Bioethicist L. Syd Johnson has sent shock waves through the sports community for her stance on brain injuries in sports. In particular, she studies the impact of concussions in athletics and urges revolutionary changes in hockey and football.

An assistant professor of humanities with an adjunct appointment in the Department of Kinesiology and Integrative Physiology, she says body checking should be banned in youth hockey until the elite levels (ages 16 to 17).

“Helmets don’t really help,” Johnson says. “A concussion occurs when your skull goes one way and your brain the other. Helmets help with skull fractures, but they don’t help for concussions, though players still think they do.”

“I’m most interested in changes in the way hockey and football are played for the recreational and junior players who won’t make professional leagues,” Johnson says. “Youth are a neglected population of players when it comes to studying the effects of concussions. Nobody really knows the long-term consequences, nobody has studied them.”

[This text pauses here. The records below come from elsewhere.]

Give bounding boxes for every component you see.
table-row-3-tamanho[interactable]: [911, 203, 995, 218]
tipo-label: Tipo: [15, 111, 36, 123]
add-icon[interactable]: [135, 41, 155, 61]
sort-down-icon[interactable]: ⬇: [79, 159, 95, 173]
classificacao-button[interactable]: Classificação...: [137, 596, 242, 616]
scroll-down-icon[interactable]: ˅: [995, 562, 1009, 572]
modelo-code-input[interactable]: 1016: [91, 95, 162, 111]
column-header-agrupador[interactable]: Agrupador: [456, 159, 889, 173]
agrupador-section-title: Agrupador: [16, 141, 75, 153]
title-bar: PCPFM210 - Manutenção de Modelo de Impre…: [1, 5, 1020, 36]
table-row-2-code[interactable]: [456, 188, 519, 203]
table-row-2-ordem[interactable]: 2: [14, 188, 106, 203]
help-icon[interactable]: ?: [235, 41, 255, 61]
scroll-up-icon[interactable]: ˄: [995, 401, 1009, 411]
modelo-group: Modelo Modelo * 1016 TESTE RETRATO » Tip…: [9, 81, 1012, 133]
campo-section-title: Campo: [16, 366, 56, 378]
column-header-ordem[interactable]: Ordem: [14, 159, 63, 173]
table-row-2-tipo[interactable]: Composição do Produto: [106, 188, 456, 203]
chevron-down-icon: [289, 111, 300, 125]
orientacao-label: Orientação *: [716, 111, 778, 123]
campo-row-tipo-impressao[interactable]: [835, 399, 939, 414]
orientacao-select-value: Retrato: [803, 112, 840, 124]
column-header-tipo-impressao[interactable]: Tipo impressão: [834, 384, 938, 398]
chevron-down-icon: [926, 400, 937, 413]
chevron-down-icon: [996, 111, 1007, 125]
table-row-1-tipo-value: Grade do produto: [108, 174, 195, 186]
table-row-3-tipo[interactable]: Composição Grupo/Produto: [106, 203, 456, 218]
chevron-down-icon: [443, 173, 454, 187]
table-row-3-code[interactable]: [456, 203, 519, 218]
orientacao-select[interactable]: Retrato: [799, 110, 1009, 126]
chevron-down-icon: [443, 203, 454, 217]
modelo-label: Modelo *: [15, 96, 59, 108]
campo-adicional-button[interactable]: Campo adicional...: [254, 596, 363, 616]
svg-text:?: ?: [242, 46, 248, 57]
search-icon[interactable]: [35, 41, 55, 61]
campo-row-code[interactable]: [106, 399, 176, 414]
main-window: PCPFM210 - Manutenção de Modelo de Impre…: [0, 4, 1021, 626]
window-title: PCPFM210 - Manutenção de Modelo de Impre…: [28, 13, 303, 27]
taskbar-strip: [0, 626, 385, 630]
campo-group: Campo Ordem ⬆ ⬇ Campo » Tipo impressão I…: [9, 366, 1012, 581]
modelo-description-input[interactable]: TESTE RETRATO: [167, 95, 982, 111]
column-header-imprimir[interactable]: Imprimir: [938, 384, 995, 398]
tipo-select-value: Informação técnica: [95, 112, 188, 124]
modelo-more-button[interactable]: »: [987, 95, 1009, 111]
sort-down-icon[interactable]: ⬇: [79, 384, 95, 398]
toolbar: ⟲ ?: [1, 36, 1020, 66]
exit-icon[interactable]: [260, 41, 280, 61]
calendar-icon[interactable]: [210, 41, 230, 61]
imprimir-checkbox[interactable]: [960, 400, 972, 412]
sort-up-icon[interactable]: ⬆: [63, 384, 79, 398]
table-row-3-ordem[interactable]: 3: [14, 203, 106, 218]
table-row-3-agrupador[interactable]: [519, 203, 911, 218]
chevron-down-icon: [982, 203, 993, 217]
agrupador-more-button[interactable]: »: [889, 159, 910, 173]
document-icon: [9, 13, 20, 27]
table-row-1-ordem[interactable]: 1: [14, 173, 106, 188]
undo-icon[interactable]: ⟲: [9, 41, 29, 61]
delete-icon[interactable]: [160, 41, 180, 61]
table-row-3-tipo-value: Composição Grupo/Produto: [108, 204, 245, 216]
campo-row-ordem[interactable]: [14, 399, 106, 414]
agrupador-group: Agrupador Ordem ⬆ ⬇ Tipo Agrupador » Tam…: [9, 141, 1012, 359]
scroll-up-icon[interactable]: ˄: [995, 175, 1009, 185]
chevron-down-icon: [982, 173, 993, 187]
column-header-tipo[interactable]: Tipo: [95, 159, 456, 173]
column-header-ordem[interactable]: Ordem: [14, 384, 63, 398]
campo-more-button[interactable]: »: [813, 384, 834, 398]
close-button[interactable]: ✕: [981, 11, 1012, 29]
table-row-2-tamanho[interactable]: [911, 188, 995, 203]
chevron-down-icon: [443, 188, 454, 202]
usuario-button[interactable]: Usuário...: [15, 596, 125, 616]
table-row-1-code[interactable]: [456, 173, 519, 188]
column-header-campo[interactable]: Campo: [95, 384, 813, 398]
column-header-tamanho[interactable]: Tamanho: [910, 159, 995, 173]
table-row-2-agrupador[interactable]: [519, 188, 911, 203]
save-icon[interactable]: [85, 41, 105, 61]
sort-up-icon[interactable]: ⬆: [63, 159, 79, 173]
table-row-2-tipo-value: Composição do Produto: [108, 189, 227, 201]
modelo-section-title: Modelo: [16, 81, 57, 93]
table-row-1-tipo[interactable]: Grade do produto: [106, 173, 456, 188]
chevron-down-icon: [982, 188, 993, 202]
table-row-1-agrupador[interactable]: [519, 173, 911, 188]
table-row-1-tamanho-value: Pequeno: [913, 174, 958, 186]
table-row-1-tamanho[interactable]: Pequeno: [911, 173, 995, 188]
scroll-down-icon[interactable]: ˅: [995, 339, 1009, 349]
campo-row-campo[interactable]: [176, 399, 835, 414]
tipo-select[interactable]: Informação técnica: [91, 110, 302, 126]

“As adults, we need to protect kids from injury,” she says. “Sports are valuable. They help fight obesity, for example. But there are ethical implications. What’s important in sports? What are we teaching kids?”

Johnson came to Michigan Tech in 2011 as part of the Strategic Faculty Hiring Initiative focusing on health.

Michigan Technological University is a public research university founded in 1885 in Houghton, Michigan, and is home to more than 7,000 students from 55 countries around the world. Consistently ranked among the best universities in the country for return on investment, Michigan’s flagship technological university offers more than 120 undergraduate and graduate degree programs in science and technology, engineering, computing, forestry, business and economics, health professions, humanities, mathematics, social sciences, and the arts. The rural campus is situated just miles from Lake Superior in Michigan's Upper Peninsula, offering year-round opportunities for outdoor adventure.